Untuk negara-negara maju lainnya, IMF memperkirakan laju disinflasi akan melambat pada tahun 2024 dan 2025 karena tingginya inflasi jasa dan harga komoditas.

Menurut alat FedWatch CME Group, Wall Street kini memperkirakan peluang 100% untuk menurunkan suku bunga pada pertemuan The Fed 18 September mendatang.

Pelaku pasar juga memperkirakan penurunan suku bunga lainnya di bulan November.

Mengenai perekonomian AS, lembaga keuangan tersebut menurunkan perkiraan pertumbuhan negara itu sebesar 0,1 poin persentase menjadi 2,6% pada tahun 2024 karena berkurangnya konsumsi dan pertumbuhan yang lebih lambat dari perkiraan pada awal tahun.

 


IMF Optimis The Fed Pangkas Suku Bunga di Akhir 2024

(Foto: aim.org)

Kozack berbicara setelah rilis laporan yang menunjukkan Indeks Harga Konsumen AS turun 0,1% pada bulan Juni, menandai penurunan bulanan pertama dalam empat tahun.
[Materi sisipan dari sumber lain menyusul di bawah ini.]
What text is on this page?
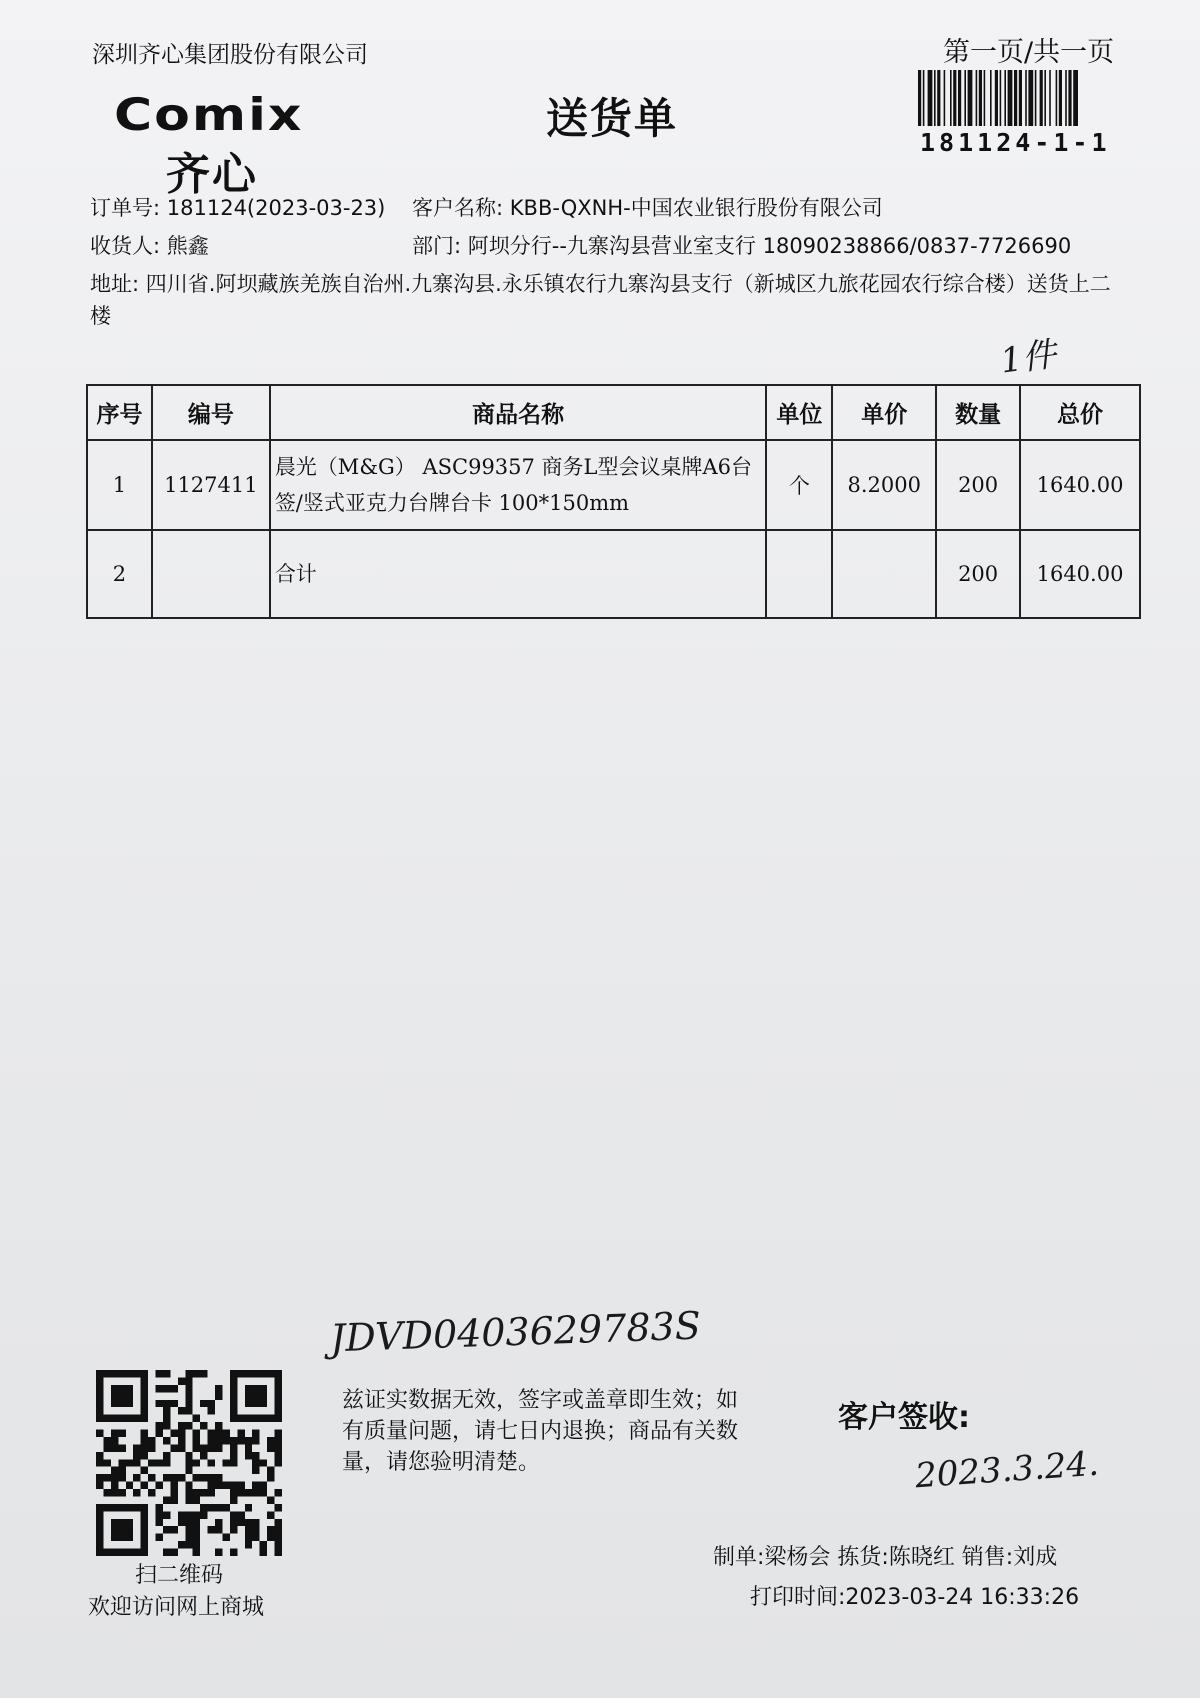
深圳齐心集团股份有限公司	第一页/共一页
181124-1-1
Comix
齐心
送货单
订单号: 181124(2023-03-23) 客户名称: KBB-QXNH-中国农业银行股份有限公司
收货人: 熊鑫	部门: 阿坝分行--九寨沟县营业室支行 18090238866/0837-7726690
地址: 四川省.阿坝藏族羌族自治州.九寨沟县.永乐镇农行九寨沟县支行（新城区九旅花园农行综合楼）送货上二楼
1件
序号	编号	商品名称	单位	单价	数量	总价
1	1127411	晨光（M&G） ASC99357 商务L型会议桌牌A6台签/竖式亚克力台牌台卡 100*150mm	个	8.2000	200	1640.00
2		合计			200	1640.00
JDVD0403629783S
扫二维码
欢迎访问网上商城
兹证实数据无效，签字或盖章即生效；如有质量问题，请七日内退换；商品有关数量，请您验明清楚。
客户签收:
2023.3.24.
制单:梁杨会 拣货:陈晓红 销售:刘成
打印时间:2023-03-24 16:33:26
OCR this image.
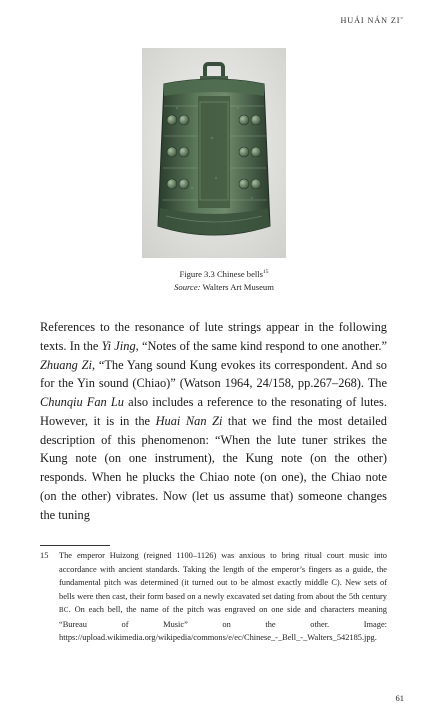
HUÁI NÁN ZIˇ
Figure 3.3 Chinese bells$^{15}$
Source: Walters Art Museum

References to the resonance of lute strings appear in the following texts. In the Yi Jing, “Notes of the same kind respond to one another.” Zhuang Zi, “The Yang sound Kung evokes its correspondent. And so for the Yin sound (Chiao)” (Watson 1964, 24/158, pp.267–268). The Chunqiu Fan Lu also includes a reference to the resonating of lutes. However, it is in the Huai Nan Zi that we find the most detailed description of this phenomenon: “When the lute tuner strikes the Kung note (on one instrument), the Kung note (on the other) responds. When he plucks the Chiao note (on one), the Chiao note (on the other) vibrates. Now (let us assume that) someone changes the tuning

15 The emperor Huizong (reigned 1100–1126) was anxious to bring ritual court music into accordance with ancient standards. Taking the length of the emperor’s fingers as a guide, the fundamental pitch was determined (it turned out to be almost exactly middle C). New sets of bells were then cast, their form based on a newly excavated set dating from about the 5th century BC. On each bell, the name of the pitch was engraved on one side and characters meaning “Bureau of Music” on the other. Image: https://upload.wikimedia.org/wikipedia/commons/e/ec/Chinese_-_Bell_-_Walters_542185.jpg.
61
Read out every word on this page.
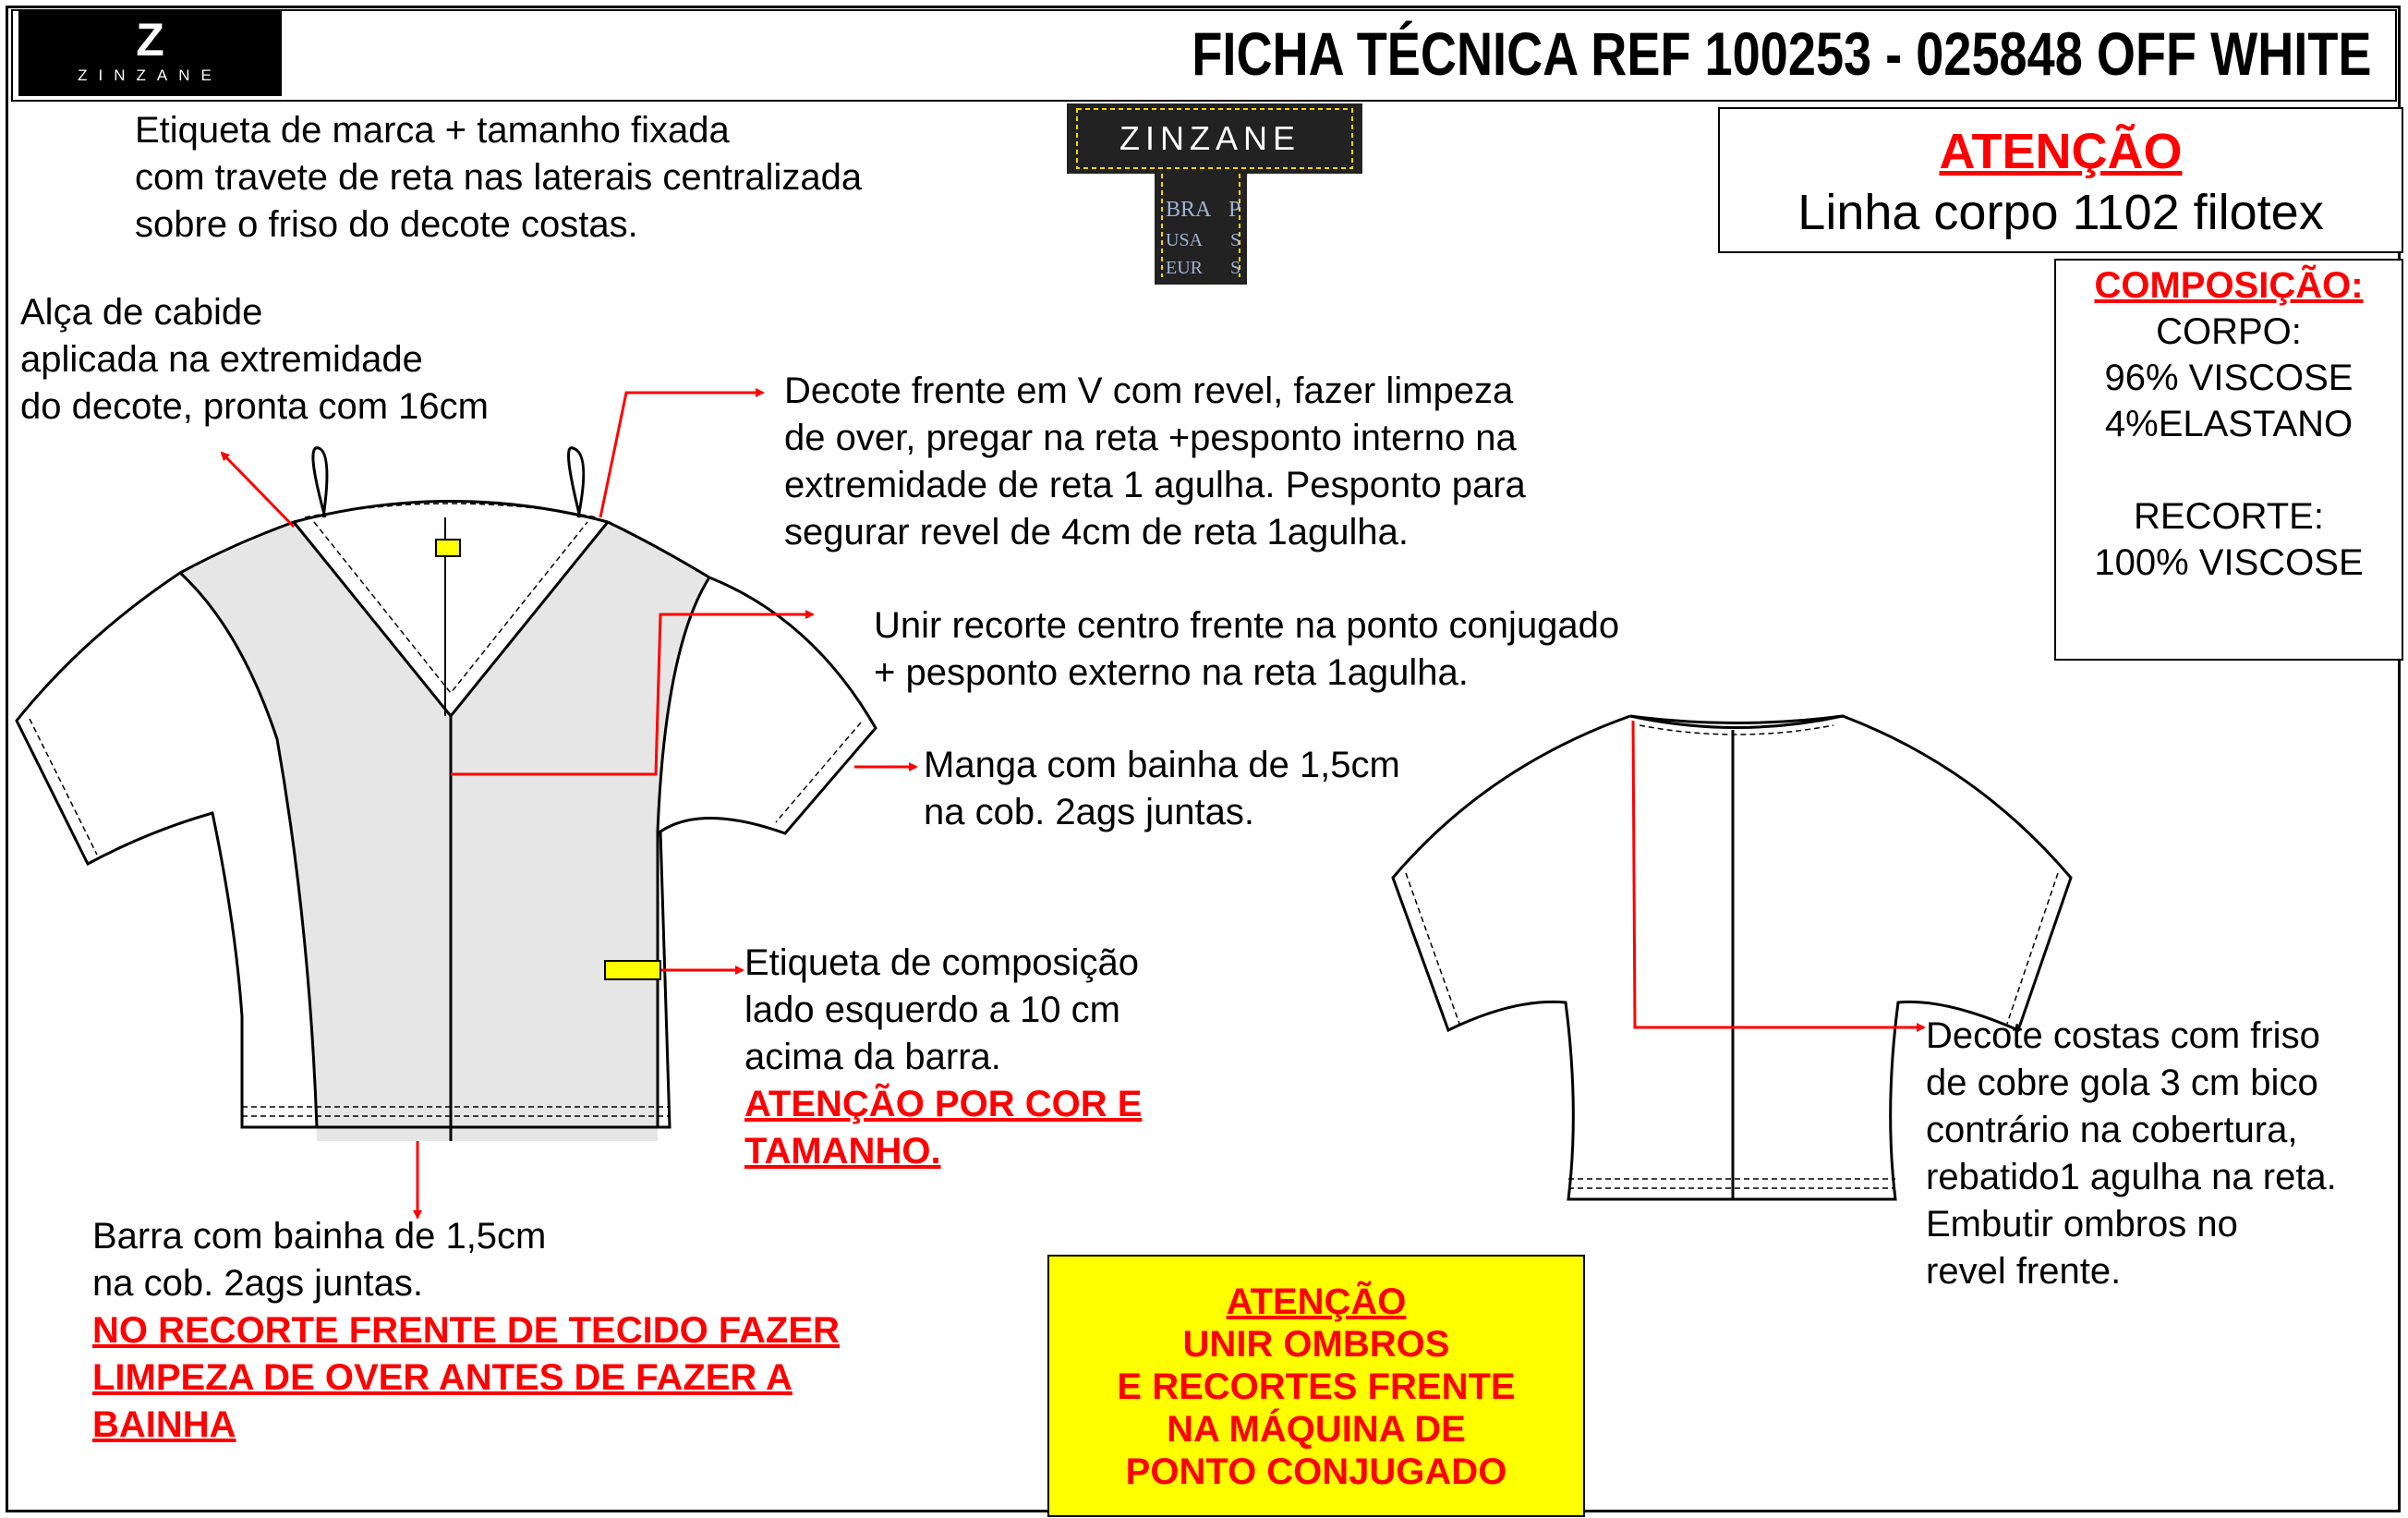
Z
ZINZANE	FICHA TÉCNICA REF 100253 - 025848 OFF WHITE
ZINZANE
BRA
USA
EUR
P
S
S
ATENÇÃO
Linha corpo 1102 filotex
COMPOSIÇÃO:
CORPO:
96% VISCOSE
4%ELASTANO
RECORTE:
100% VISCOSE
Etiqueta de marca + tamanho fixada
com travete de reta nas laterais centralizada
sobre o friso do decote costas.
Alça de cabide
aplicada na extremidade
do decote, pronta com 16cm	Decote frente em V com revel, fazer limpeza
de over, pregar na reta +pesponto interno na
extremidade de reta 1 agulha. Pesponto para
segurar revel de 4cm de reta 1agulha.
Unir recorte centro frente na ponto conjugado
+ pesponto externo na reta 1agulha.
Manga com bainha de 1,5cm
na cob. 2ags juntas.
Etiqueta de composição
lado esquerdo a 10 cm
acima da barra.
ATENÇÃO POR COR E
TAMANHO.
Barra com bainha de 1,5cm
na cob. 2ags juntas.
NO RECORTE FRENTE DE TECIDO FAZER
LIMPEZA DE OVER ANTES DE FAZER A
BAINHA
Decote costas com friso
de cobre gola 3 cm bico
contrário na cobertura,
rebatido1 agulha na reta.
Embutir ombros no
revel frente.
ATENÇÃO
UNIR OMBROS
E RECORTES FRENTE
NA MÁQUINA DE
PONTO CONJUGADO
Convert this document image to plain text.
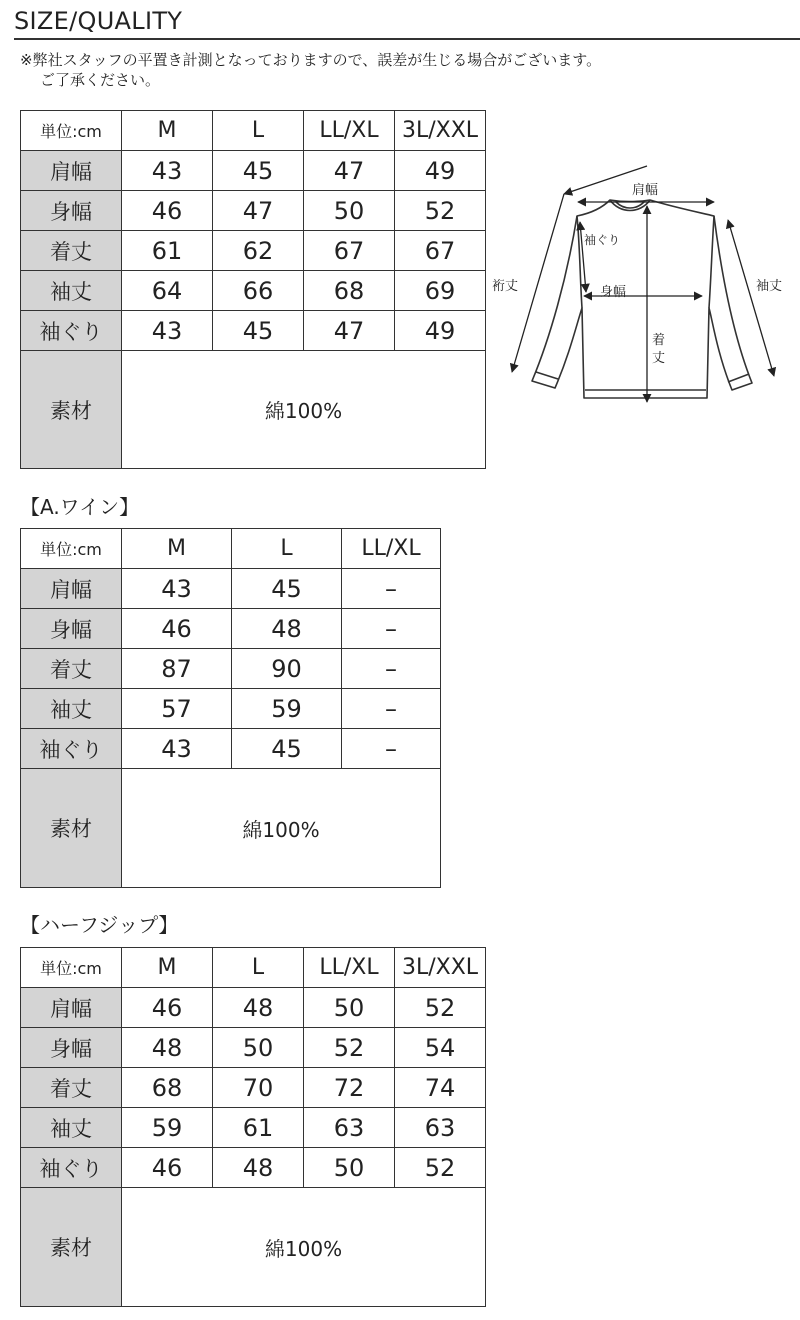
SIZE/QUALITY
※弊社スタッフの平置き計測となっておりますので、誤差が生じる場合がございます。
ご了承ください。
単位:cm	M	L	LL/XL	3L/XXL
肩幅	43	45	47	49
身幅	46	47	50	52
着丈	61	62	67	67
袖丈	64	66	68	69
袖ぐり	43	45	47	49
素材	綿100%			
肩幅
袖ぐり
裄丈	袖丈
身幅
着
丈
【A.ワイン】
単位:cm	M	L	LL/XL
肩幅	43	45	–
身幅	46	48	–
着丈	87	90	–
袖丈	57	59	–
袖ぐり	43	45	–
素材	綿100%		
【ハーフジップ】
単位:cm	M	L	LL/XL	3L/XXL
肩幅	46	48	50	52
身幅	48	50	52	54
着丈	68	70	72	74
袖丈	59	61	63	63
袖ぐり	46	48	50	52
素材	綿100%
"Kami mendukung pendekatan kebijakan moneter The Fed yang bergantung pada data dan hati-hati. Kami juga memperkirakan bahwa The Fed akan berada dalam posisi untuk menurunkan suku bunganya pada akhir tahun ini, dan penilaian tersebut terus dipertahankan,” kata Kozack dalam sebuah konferensi pers.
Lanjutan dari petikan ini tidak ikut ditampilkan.